Olaylara ideolojik açıdan bakmanın saplantı ve tutuculuk olduğunu dile getiren Prof.Dr. Kurtman Ersanlı, şöyle konuştu: “Maalesef sorunlara sürekli ideolojik açıdan bakmanın yanlış olduğu bir süreç yamaktayız. Olaylara ideolojik açıdan bakmak bir saplantıdır, tutuculuktur, hem sosyal hem de bireysel anlamda bir hastalıktır. Burada bir şeyin altını çizmek istiyorum saplantı olan ideoloji değil, her olaya ideolojik olarak yaklaşmaktır." Hoşgörünün, ülkemiz koşullarında bir mecburiyet olduğunu anlatan Ersanlı, şunları söyledi: "Bizim küs yaşamaya lüksümüz yoktur, olmamalıdır. Kimsenin kimseyi dışlamaya hakkı ve haddi yoktur. Hoşgörü karşıtların birbirlerine tahammülünü gerektirir. Sevgisizlik ve hoşgörüsüzlük bizleri bugünlere getirdi. İçinde sevgi olan hiç kimse, kimseye kötülük yapmaz. Toplum hayatımızda en çok kaybettiğimiz değerlerden biri hoşgörü kültürüdür. Asırlarca insan ilişkilerini ‘iman etmedikçe cennete giremeyiz, birbirimizi sevmedikçe de iman etmiş sayılmayız’ diyen, ‘ yaratılmışı yaratandan ötürü seven’ ve bunun için insanlık tarihinde seçkin bir yer edinen bu toplum, Hz Peygamber’in, Mevlana’nın, Yunus Emre’nin, Hacı Bektaş-ı Veli’nin yolundan yürümüşken şimdi ne hallere düştük.”
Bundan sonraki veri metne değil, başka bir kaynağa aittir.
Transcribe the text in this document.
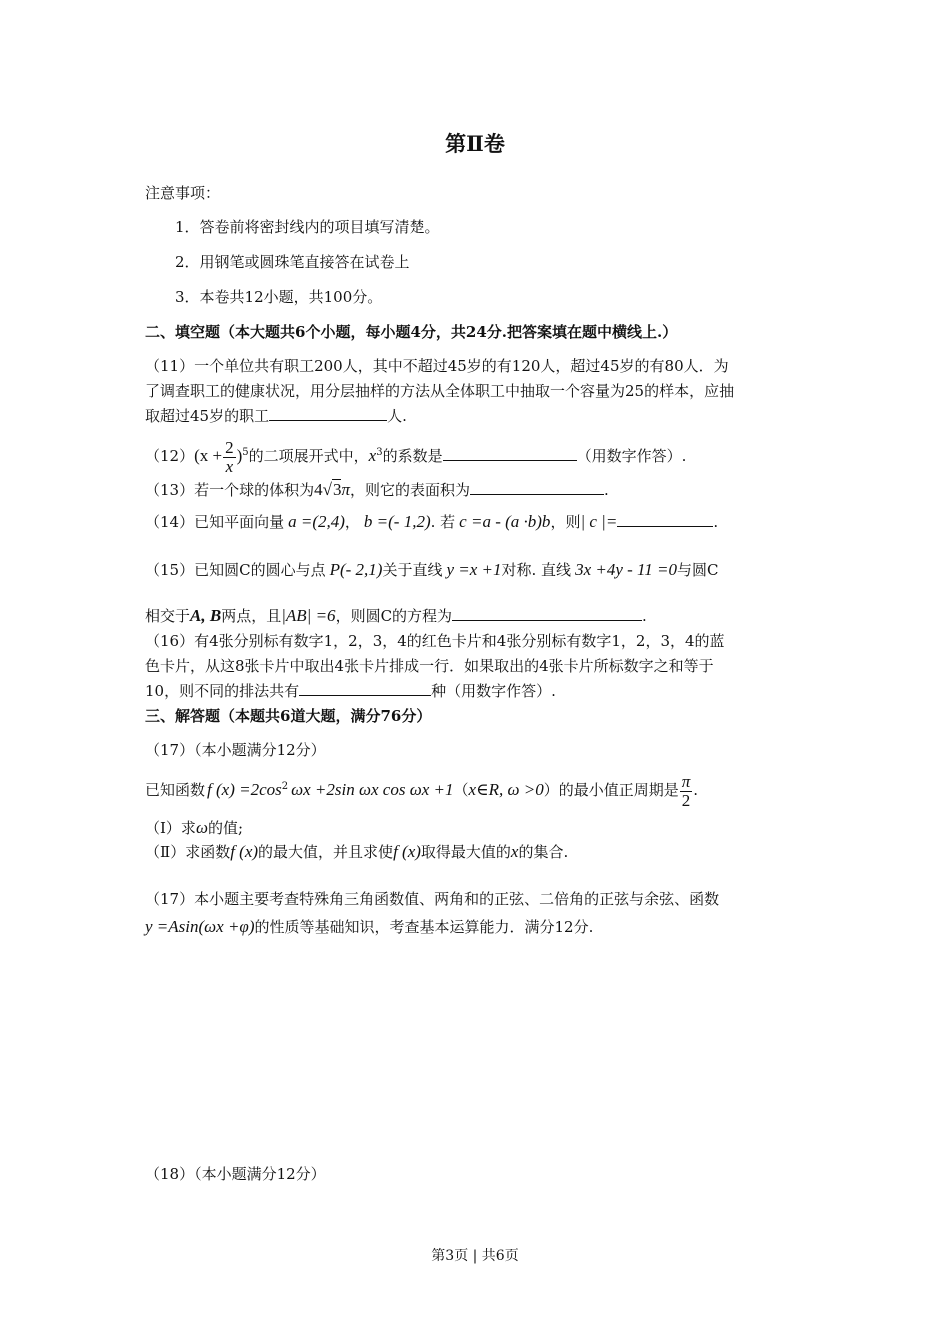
第Ⅱ卷
注意事项：
1．答卷前将密封线内的项目填写清楚。
2．用钢笔或圆珠笔直接答在试卷上
3．本卷共12小题，共100分。
二、填空题（本大题共6个小题，每小题4分，共24分.把答案填在题中横线上.）
（11）一个单位共有职工200人，其中不超过45岁的有120人，超过45岁的有80人．为
了调查职工的健康状况，用分层抽样的方法从全体职工中抽取一个容量为25的样本，应抽
取超过45岁的职工	人.
$(12)(x + \frac{2}{x} )^5$的二项展开式中，$x^3$的系数是	（用数字作答）.
（13）若一个球的体积为4√3π，则它的表面积为	.
（14）已知平面向量 a =(2,4)， b =(- 1,2). 若 c =a - (a ·b)b，则| c |=	.
（15）已知圆C的圆心与点 P(- 2,1)关于直线 y =x +1对称. 直线 3x +4y - 11 =0与圆C
相交于A, B两点，且|AB| =6，则圆C的方程为	.
（16）有4张分别标有数字1，2，3，4的红色卡片和4张分别标有数字1，2，3，4的蓝
色卡片，从这8张卡片中取出4张卡片排成一行．如果取出的4张卡片所标数字之和等于
10，则不同的排法共有	种（用数字作答）.
三、解答题（本题共6道大题，满分76分）
（17）（本小题满分12分）
已知函数 f $(x) =2\cos^2$ ωx +2sin ωx cos ωx +1（x∈R, ω >0）的最小值正周期是 $\frac{\pi}{2}$ .
（Ⅰ）求ω的值;
（Ⅱ）求函数f (x)的最大值，并且求使f (x)取得最大值的x的集合.
（17）本小题主要考查特殊角三角函数值、两角和的正弦、二倍角的正弦与余弦、函数
y =Asin(ωx +φ)的性质等基础知识，考查基本运算能力．满分12分.
（18）（本小题满分12分）
第3页 | 共6页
Dünyanın en büyük sorununun küresel hoşgörüsüzlük olduğunu söyleyen Ersanlı, sözlerine şöyle devam etti: “Bugün dünyanın en büyük sorunu küresel ısınma değil, küresel hoşgörüsüzlüktür. Hoşgörüsüzlük ailemize, kültürümüze, geleneklerimize ve bütün insani ilişkilerimize zarar verip yok edebilecek bir sorun olmuştur. Umarım küresel ısınmadan önce küresel hoşgörüsüzlüğe bir çare bulunur. Hoşgörü ve saygının olması gereken önemli alanların başında siyasal alan gelmektedir. Millete hizmet etmenin yegane yolu, birbirlerinin fikir ve duygularına saygı duyarak, birbirlerini önemseyerek, tabiri caizse delikanlıca yapılan siyasettir."
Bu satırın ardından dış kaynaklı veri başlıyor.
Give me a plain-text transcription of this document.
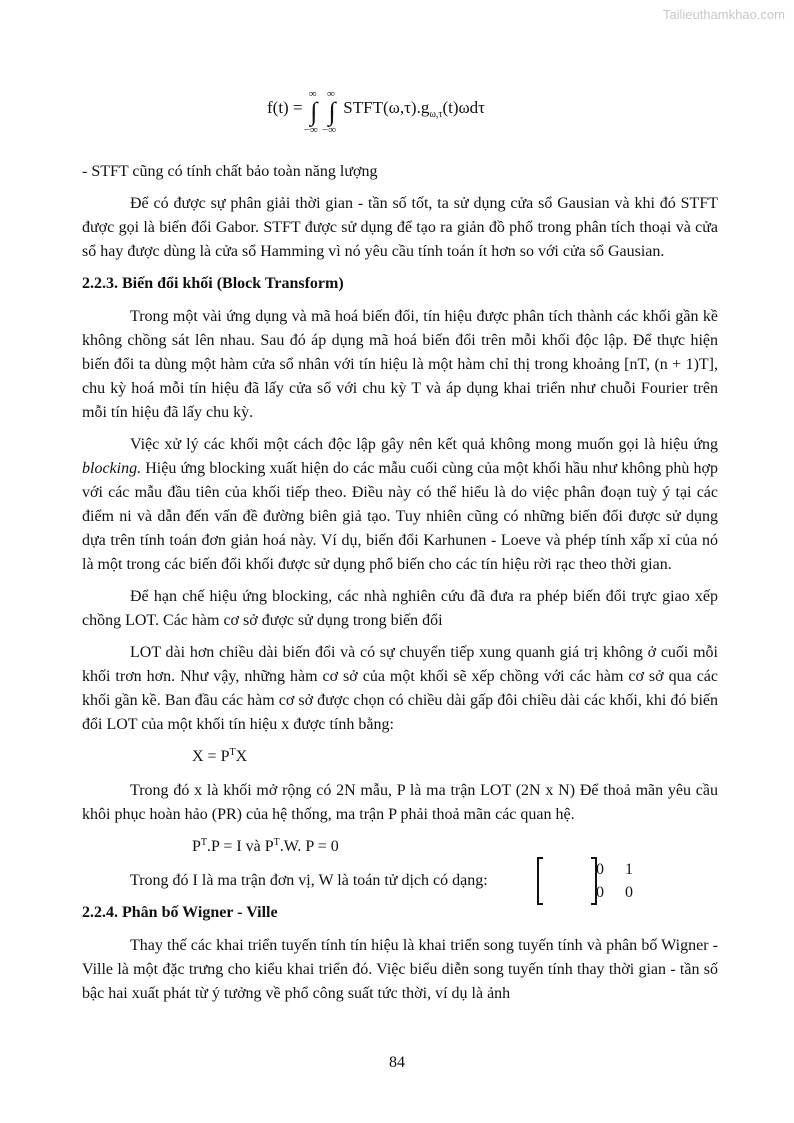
Tailieuthamkhao.com
f(t) = ∫
∞
−∞
∫
∞
−∞
$STFT(\omega,\tau).g_{\omega,\tau}(t)\omega d\tau$

- STFT cũng có tính chất bảo toàn năng lượng

Để có được sự phân giải thời gian - tần số tốt, ta sử dụng cửa sổ Gausian và khi đó STFT được gọi là biến đổi Gabor. STFT được sử dụng để tạo ra giản đồ phổ trong phân tích thoại và cửa sổ hay được dùng là cửa sổ Hamming vì nó yêu cầu tính toán ít hơn so với cửa sổ Gausian.

2.2.3. Biến đổi khối (Block Transform)

Trong một vài ứng dụng và mã hoá biến đổi, tín hiệu được phân tích thành các khối gần kề không chồng sát lên nhau. Sau đó áp dụng mã hoá biến đổi trên mỗi khối độc lập. Để thực hiện biến đổi ta dùng một hàm cửa sổ nhân với tín hiệu là một hàm chỉ thị trong khoảng [nT, (n + 1)T], chu kỳ hoá mỗi tín hiệu đã lấy cửa sổ với chu kỳ T và áp dụng khai triển như chuỗi Fourier trên mỗi tín hiệu đã lấy chu kỳ.

Việc xử lý các khối một cách độc lập gây nên kết quả không mong muốn gọi là hiệu ứng blocking. Hiệu ứng blocking xuất hiện do các mẫu cuối cùng của một khối hầu như không phù hợp với các mẫu đầu tiên của khối tiếp theo. Điều này có thể hiểu là do việc phân đoạn tuỳ ý tại các điểm ni và dẫn đến vấn đề đường biên giả tạo. Tuy nhiên cũng có những biến đổi được sử dụng dựa trên tính toán đơn giản hoá này. Ví dụ, biến đổi Karhunen - Loeve và phép tính xấp xỉ của nó là một trong các biến đổi khối được sử dụng phổ biến cho các tín hiệu rời rạc theo thời gian.

Để hạn chế hiệu ứng blocking, các nhà nghiên cứu đã đưa ra phép biến đổi trực giao xếp chồng LOT. Các hàm cơ sở được sử dụng trong biến đổi

LOT dài hơn chiều dài biến đổi và có sự chuyển tiếp xung quanh giá trị không ở cuối mỗi khối trơn hơn. Như vậy, những hàm cơ sở của một khối sẽ xếp chồng với các hàm cơ sở qua các khối gần kề. Ban đầu các hàm cơ sở được chọn có chiều dài gấp đôi chiều dài các khối, khi đó biến đổi LOT của một khối tín hiệu x được tính bằng:

$X = P^TX$

Trong đó x là khối mở rộng có 2N mẫu, P là ma trận LOT (2N x N) Để thoả mãn yêu cầu khôi phục hoàn hảo (PR) của hệ thống, ma trận P phải thoả mãn các quan hệ.

$P^T.P = I$ và $P^T.W$. P = 0

Trong đó I là ma trận đơn vị, W là toán tử dịch có dạng:
0	1
0	0

2.2.4. Phân bố Wigner - Ville

Thay thế các khai triển tuyến tính tín hiệu là khai triển song tuyến tính và phân bố Wigner - Ville là một đặc trưng cho kiểu khai triển đó. Việc biểu diễn song tuyến tính thay thời gian - tần số bậc hai xuất phát từ ý tưởng về phổ công suất tức thời, ví dụ là ảnh

84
Siyaset alanını siyasetçilerin çirkinleştirdiğini anlatan Ersanlı, sözlerini şöyle tamamladı: "Siyasetçiler toplumu karıştırıyor. Hekimlikte bir ilke vardır. ‘Önce zarar verme’. Bu ilkeden hareketle tüm siyasilere diyoruz ki, zarar veriyorsunuz hiçbir şey yapmıyorsanız, bari zarar vermeyiniz. Şunu unutmayalım ki, icraatı olanların yanlışlıkları olur. Bunları ortaya koymak muhalefetin görevidir. Ama bununda bir yolu ve yordamı olması gerekmez mi? ‘Dost doğru ayna tutandır’ İster meclis içinde, isterse olsun, hemen hemen her alandaki iktidar ve muhalefet birbirlerinin düşmanı değil, birbirlerinin varlık sebebidir. Öyle de olmalıdır. Yapılanlar iyi niyet ve samimiyetle yapılmalı ve yapılan eleştiriler de o niyetle anlaşılmalıdır.”